We have all heard the jokes: ‘a physicist, an engineer, and a mathematician walk into a bar…’. But have you heard about the time that a physicist, an engineer, and a mathematician were locked in separate burning buildings? Here’s what happened. The Physicist runs to a chalkboard, calculates exactly how much water they will need to put out the fire, runs and finds that amount, puts out the fire, and survives. The engineer pulls out a calculator, calculates exactly how much water they will need to put out the fire, runs and finds exactly ten times that amount, puts out the fire, and survives. The mathematician runs to a chalkboard, calculates exactly how much water they will need to put out the fire, declares, “There IS a solution!”, and then burns to death.
If you have a younger sibling, or if you are one, then you are more than familiar with this experience. The love-hate relation between physicists and engineers dates back to the philosophers of Ancient Greece. They considered the reality of their surroundings to be perfect, but resented the man-made elements of the physical world as a sheer abstraction of that original elegance.

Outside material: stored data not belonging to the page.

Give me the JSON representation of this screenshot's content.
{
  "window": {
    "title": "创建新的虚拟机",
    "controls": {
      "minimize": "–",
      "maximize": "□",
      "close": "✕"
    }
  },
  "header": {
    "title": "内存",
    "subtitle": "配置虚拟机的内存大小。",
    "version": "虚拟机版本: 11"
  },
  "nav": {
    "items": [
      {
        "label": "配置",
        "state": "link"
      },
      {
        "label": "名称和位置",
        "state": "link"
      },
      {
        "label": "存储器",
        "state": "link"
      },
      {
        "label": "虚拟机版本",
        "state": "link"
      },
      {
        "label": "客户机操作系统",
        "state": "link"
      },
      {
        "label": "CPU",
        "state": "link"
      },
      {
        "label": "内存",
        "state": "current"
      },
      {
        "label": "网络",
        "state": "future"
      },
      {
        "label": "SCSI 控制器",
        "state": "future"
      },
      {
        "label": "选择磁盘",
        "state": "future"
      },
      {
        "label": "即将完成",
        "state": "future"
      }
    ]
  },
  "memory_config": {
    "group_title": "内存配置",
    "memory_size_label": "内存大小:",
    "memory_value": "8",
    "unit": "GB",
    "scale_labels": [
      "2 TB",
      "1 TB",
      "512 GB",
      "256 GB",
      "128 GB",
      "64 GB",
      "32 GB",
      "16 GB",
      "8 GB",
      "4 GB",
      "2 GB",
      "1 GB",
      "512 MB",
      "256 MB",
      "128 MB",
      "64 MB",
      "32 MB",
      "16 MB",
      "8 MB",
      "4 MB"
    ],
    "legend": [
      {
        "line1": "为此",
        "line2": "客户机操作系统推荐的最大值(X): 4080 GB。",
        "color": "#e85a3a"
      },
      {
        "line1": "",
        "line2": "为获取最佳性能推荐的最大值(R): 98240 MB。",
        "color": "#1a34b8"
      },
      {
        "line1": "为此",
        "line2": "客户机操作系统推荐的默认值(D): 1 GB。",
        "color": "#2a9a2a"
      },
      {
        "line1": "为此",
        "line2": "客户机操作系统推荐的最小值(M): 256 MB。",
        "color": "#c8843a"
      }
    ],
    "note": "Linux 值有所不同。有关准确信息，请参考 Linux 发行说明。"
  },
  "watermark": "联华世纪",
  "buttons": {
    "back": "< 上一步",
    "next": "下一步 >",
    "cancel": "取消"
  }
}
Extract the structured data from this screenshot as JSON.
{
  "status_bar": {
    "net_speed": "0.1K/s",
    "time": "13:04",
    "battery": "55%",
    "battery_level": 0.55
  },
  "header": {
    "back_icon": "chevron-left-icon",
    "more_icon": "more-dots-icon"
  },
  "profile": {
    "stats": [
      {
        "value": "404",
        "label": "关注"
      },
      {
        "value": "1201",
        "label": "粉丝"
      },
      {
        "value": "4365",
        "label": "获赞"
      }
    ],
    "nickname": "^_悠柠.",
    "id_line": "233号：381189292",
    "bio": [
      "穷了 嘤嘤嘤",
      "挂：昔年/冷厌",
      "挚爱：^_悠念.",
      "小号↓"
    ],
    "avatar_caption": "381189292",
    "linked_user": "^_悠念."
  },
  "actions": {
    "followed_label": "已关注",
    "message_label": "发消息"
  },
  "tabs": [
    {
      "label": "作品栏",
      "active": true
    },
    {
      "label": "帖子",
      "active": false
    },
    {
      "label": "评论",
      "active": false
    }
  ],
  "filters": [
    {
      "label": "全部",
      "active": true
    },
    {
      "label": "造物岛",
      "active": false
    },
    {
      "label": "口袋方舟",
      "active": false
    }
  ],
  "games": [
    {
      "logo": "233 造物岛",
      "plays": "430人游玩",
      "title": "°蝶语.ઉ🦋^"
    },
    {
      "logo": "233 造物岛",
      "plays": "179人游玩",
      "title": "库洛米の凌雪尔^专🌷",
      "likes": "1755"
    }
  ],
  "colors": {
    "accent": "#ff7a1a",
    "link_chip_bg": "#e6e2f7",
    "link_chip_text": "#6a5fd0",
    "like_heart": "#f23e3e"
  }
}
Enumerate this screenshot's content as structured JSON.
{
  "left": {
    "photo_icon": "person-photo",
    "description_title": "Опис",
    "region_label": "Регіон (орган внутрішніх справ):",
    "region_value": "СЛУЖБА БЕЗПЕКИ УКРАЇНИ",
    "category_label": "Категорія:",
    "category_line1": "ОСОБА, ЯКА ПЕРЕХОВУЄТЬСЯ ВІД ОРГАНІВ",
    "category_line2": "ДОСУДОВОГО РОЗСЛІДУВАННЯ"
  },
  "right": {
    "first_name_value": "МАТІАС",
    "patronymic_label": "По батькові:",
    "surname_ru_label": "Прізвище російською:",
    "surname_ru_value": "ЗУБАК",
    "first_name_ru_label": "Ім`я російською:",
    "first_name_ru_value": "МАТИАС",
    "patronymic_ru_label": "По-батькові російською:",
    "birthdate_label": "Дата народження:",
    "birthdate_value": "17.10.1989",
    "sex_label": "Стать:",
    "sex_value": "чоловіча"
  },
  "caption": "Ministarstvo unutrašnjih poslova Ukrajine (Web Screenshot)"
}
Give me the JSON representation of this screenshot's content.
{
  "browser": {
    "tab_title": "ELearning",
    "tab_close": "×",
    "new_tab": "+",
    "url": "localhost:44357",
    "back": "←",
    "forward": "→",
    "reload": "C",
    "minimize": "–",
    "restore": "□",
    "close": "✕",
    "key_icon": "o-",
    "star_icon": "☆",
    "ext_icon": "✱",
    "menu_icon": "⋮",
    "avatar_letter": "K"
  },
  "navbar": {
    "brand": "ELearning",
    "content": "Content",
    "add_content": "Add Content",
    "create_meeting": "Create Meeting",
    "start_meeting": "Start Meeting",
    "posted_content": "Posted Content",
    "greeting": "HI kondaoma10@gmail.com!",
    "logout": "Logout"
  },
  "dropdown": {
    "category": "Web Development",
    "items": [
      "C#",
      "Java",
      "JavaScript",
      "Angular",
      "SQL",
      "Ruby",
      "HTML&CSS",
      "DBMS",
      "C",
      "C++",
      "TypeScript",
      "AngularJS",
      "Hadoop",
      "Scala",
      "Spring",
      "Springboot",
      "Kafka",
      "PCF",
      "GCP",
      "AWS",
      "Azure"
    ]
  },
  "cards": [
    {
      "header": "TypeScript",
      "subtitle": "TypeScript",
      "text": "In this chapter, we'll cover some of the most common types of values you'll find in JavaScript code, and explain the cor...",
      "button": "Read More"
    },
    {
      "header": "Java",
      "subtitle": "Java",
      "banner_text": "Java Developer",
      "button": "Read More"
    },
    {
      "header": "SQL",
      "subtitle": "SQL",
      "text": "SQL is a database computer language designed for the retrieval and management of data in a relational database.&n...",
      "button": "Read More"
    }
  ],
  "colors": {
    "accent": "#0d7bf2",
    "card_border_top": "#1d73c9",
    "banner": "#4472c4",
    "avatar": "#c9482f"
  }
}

This conduct extended to the stone-workers, who were believed to be unable to create perfect stone shapes and were referred to as ‘mere artisans.’ It was considered offensive if the ‘artisans’ used a beam in, for example, building a bridge, since the idea of the ‘beam’ was not originally theirs.
The artisans had few tricks up their sleeves as well. For example, one of the earliest engineers, James Brindley, an English Canal Builder, was practically illiterate. Despite this,he designed and built the first aqueduct, bringing the canal out of the river, which the brilliant minds of his time considered to be impossible.
Physicists believe that engineers lean on their achievements, using old ideas to develop something useful.The advancements in physics are what allows engineers to experiment with new “toys”.
The engineers, on the other hand, believe that it is in fact them who facilitate the physicists to make new discoveries and that it is through their efforts that unfeasible and wild ideas can be transformed into useful and intractable things.
Whether you believe that:
All engineers ever say is:”Just give me the formula!”
OR whether you believe that:
“If it’s green and wiggles, it’s biology.
If it stinks, it’s chemistry.
If it doesn’t work, it’s Physics.”
Either way, the arguing remains futile, since the point isn’t about who is RIGHT (they both are), but that they are also BOTH necessary.